We all make decisions based on risk throughout our lives. In some cases these choices are relatively simple, such as choosing when to cross the road based on your observations of the presence and speed of oncoming traffic. 

But it can be difficult to make decisions about risk when the enemy is invisible, and you know very little about how it could affect you. This was the case for many of us when COVID-19 hit the UK back in March. 

To help people understand their risk, the government published a list of groups of people who may be more severely affected by the virus, including those over 70 and people with underlying health conditions such as cardiovascular disease, high blood pressure, obesity, diabetes, and respiratory illnesses. 

Although the advice seemed clear on paper, many people were confused about how much risk the virus posed to them personally, and how much action they should take to avoid it. Dr Ami Banerjee, associate professor at University College London, and honorary consultant cardiologist at University College London Hospitals, experienced this confusion first-hand in his clinic. 

“I saw a patient in my heart failure clinic who couldn’t understand why I had been saying for years that he was much fitter than me, but was now telling him he was in a high-risk category,” Ami says. 

It was clear that people wanted better, more personalised information about their risk from COVID-19, so he went home and started brainstorming how he could use the available data resources to bring relevant information about risk to the public. 

First, Ami and his collaborators from UCL, Oxford University and Cambridge University used the HDR UK–CALIBER open online portal to link up electronic health records from 3.8 million people from England to find out how many people fell into one of the high-risk groups for COVID-19.

Ami, who was surprised to discover that such a high proportion of the population were in this category, said:

“We found that 1 in 5 people were in one of the risk groups listed by Public Health England,”

Next, they used data about deaths in previous years to calculate how likely a person is to die in the following year based on age, sex and underlying health conditions in the absence of the pandemic. 

“Then we used that hard data about baseline mortality, together with assumptions about policy scenarios and infection rates, to estimate the risk to different groups from COVID-19,” Ami explains.

 

“We did some modelling that showed that if the infection rate for COVID-19 rose to 10% or more, then we could be looking at tens of thousands of deaths across the country.” 

This seemed extreme compared with previous predictions, especially given that COVID-19 cases in the UK had not yet hit 2,000 with fewer than a hundred deaths recorded, But those previous models hadn’t included factors such as the prevalence of high-risk conditions and pre-COVID mortality rates. 

The work done by Ami and his team helped the government decide to take drastic action against the virus. 

“We published our data as a preprint and shared it with Health Data Research UK and the chief medical officer on the 22nd of March. Then the following day we went into lockdown,” Ami says.

Their full findings, which were published in The Lancet in May, showed that the risk of death during the pandemic varied significantly depending on the number and type of underlying health conditions an individual has. 

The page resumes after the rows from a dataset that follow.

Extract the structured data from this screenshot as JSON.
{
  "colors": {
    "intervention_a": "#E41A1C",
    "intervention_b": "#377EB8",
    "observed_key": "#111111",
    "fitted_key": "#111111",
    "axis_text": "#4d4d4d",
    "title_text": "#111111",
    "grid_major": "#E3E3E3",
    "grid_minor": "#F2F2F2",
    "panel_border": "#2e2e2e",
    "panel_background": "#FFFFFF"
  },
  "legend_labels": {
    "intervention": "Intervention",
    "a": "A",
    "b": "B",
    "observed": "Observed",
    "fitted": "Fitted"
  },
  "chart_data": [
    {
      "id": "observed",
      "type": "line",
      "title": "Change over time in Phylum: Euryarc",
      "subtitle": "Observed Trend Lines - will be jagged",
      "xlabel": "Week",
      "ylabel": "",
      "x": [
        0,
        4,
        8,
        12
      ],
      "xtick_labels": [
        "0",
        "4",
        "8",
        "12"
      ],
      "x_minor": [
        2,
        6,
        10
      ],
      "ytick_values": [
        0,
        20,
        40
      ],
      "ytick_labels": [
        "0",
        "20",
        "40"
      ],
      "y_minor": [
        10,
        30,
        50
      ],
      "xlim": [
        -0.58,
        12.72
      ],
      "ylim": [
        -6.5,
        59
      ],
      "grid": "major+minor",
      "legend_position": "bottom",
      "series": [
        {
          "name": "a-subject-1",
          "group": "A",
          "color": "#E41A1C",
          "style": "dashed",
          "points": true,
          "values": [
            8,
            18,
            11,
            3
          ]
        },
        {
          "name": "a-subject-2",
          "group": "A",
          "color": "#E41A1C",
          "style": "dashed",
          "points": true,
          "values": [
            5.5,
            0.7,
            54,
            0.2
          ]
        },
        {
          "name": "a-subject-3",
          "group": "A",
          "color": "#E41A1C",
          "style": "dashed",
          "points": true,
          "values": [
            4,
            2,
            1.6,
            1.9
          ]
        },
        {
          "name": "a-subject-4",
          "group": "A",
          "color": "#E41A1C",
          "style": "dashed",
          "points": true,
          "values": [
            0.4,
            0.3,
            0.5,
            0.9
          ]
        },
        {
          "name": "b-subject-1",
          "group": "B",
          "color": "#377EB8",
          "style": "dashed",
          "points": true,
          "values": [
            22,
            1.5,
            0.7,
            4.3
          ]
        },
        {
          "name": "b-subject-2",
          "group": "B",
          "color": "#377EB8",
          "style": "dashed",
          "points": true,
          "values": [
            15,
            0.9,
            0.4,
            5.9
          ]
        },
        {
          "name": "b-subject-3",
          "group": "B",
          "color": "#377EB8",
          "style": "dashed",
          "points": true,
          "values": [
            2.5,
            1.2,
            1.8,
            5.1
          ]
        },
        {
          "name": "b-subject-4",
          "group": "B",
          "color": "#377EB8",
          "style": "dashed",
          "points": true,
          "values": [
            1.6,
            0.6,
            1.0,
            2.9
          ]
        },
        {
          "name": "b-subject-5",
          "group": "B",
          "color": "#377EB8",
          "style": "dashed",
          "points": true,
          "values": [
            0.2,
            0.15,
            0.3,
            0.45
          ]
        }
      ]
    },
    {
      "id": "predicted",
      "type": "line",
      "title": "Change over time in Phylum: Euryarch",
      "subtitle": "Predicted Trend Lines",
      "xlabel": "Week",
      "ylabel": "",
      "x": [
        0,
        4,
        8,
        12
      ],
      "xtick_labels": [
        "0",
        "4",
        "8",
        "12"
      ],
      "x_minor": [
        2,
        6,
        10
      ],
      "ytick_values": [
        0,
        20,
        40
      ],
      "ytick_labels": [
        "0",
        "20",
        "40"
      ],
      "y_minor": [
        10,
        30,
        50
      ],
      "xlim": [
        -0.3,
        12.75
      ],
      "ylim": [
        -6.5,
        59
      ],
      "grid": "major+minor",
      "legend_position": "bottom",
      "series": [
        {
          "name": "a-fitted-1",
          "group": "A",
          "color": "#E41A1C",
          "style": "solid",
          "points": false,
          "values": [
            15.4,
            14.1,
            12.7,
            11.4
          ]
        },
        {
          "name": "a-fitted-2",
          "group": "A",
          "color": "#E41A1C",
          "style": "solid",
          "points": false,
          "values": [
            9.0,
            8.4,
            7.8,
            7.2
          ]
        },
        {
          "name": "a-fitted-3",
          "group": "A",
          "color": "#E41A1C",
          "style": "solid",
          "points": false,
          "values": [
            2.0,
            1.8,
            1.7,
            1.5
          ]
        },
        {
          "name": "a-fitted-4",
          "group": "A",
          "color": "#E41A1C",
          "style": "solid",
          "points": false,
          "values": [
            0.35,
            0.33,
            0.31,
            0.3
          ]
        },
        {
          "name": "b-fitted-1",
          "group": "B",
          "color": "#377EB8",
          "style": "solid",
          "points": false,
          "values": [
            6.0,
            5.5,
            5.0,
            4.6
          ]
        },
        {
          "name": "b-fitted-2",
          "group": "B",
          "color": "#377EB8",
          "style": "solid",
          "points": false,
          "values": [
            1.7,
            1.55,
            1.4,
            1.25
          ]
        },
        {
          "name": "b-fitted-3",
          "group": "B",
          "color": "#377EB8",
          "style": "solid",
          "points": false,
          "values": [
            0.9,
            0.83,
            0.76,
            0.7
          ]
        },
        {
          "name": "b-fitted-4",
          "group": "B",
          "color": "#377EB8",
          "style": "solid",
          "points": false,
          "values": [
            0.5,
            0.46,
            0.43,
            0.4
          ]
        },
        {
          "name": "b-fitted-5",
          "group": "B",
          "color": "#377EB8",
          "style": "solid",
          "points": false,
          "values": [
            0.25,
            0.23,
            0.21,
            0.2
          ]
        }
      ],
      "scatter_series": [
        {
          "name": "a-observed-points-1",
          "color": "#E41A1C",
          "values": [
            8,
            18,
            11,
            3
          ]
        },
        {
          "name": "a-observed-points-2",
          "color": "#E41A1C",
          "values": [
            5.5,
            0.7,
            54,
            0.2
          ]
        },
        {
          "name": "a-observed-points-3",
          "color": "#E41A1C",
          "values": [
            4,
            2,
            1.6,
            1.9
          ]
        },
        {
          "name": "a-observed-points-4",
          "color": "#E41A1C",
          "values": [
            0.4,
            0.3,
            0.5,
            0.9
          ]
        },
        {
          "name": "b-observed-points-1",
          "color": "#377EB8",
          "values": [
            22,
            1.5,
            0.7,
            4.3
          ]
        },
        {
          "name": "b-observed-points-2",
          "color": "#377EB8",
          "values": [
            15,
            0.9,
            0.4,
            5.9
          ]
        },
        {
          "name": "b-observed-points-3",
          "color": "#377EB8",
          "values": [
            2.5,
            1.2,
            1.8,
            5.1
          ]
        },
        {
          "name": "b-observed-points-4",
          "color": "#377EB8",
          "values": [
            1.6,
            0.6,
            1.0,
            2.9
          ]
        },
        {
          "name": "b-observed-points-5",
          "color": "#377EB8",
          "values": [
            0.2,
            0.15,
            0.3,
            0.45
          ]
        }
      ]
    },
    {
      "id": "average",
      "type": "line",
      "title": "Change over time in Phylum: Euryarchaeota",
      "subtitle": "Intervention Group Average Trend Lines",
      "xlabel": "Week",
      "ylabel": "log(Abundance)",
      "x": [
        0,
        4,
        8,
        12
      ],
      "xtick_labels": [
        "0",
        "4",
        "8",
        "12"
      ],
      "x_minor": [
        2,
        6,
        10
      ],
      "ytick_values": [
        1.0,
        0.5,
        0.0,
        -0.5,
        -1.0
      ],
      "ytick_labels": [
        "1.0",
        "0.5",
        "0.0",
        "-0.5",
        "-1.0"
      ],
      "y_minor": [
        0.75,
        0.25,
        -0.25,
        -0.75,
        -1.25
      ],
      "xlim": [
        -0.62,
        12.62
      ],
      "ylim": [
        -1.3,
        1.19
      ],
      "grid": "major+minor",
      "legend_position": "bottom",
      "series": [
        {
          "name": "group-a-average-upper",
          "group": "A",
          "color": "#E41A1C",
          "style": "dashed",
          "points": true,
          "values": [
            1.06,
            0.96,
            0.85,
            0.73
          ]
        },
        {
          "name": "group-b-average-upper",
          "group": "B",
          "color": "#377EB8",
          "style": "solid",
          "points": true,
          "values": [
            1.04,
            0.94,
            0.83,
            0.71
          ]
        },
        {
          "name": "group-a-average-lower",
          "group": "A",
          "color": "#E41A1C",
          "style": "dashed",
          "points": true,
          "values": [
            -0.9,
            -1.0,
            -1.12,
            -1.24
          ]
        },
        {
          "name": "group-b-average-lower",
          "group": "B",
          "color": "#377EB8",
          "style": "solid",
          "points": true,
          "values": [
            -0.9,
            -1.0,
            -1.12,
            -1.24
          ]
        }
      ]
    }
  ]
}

For example, a person with heart disease is five times more likely to die in the following year than a healthy person, but a person with both heart disease and diabetes is ten times more likely to perish during the pandemic than someone with neither condition.

This was information that Ami felt needed to be available to the public, so they could understand their personal risk and inform their decisions and behaviour. 

“Patients and the public told us that they wanted this information so they could have conversations with their family and care team about their risk,” says Ami.

 

“We released a calculator which took our assumptions around relative impact and infection rates and allows people to put in their age, sex, and underlying health problems. It tells you the number of people like you in England, the baseline mortality, and the number of excess deaths there might be in that category depending on how much the virus spreads,” explains Ami. 

Given the public interest, the team also sought rapid input from HDR UK’s Patient and Public Involvement Group, which helped to shape the project. The prototype risk calculator went live at the end of May, gaining more than a million views in the first month. 

Ami and the team are continuing to improve the calculator by adding data about additional health conditions, and are working with patient groups, members of the public, charities and health professionals to make it as useful as possible as we enter the second wave of the pandemic. They aim to make the new version of the calculator available in the next few weeks.

“COVID-19 has meant that we are all having to grapple with risk in a way that many of us have never had to before,” he says. “We want to help people understand more about their own personal risks, so they can make informed decisions about their health.”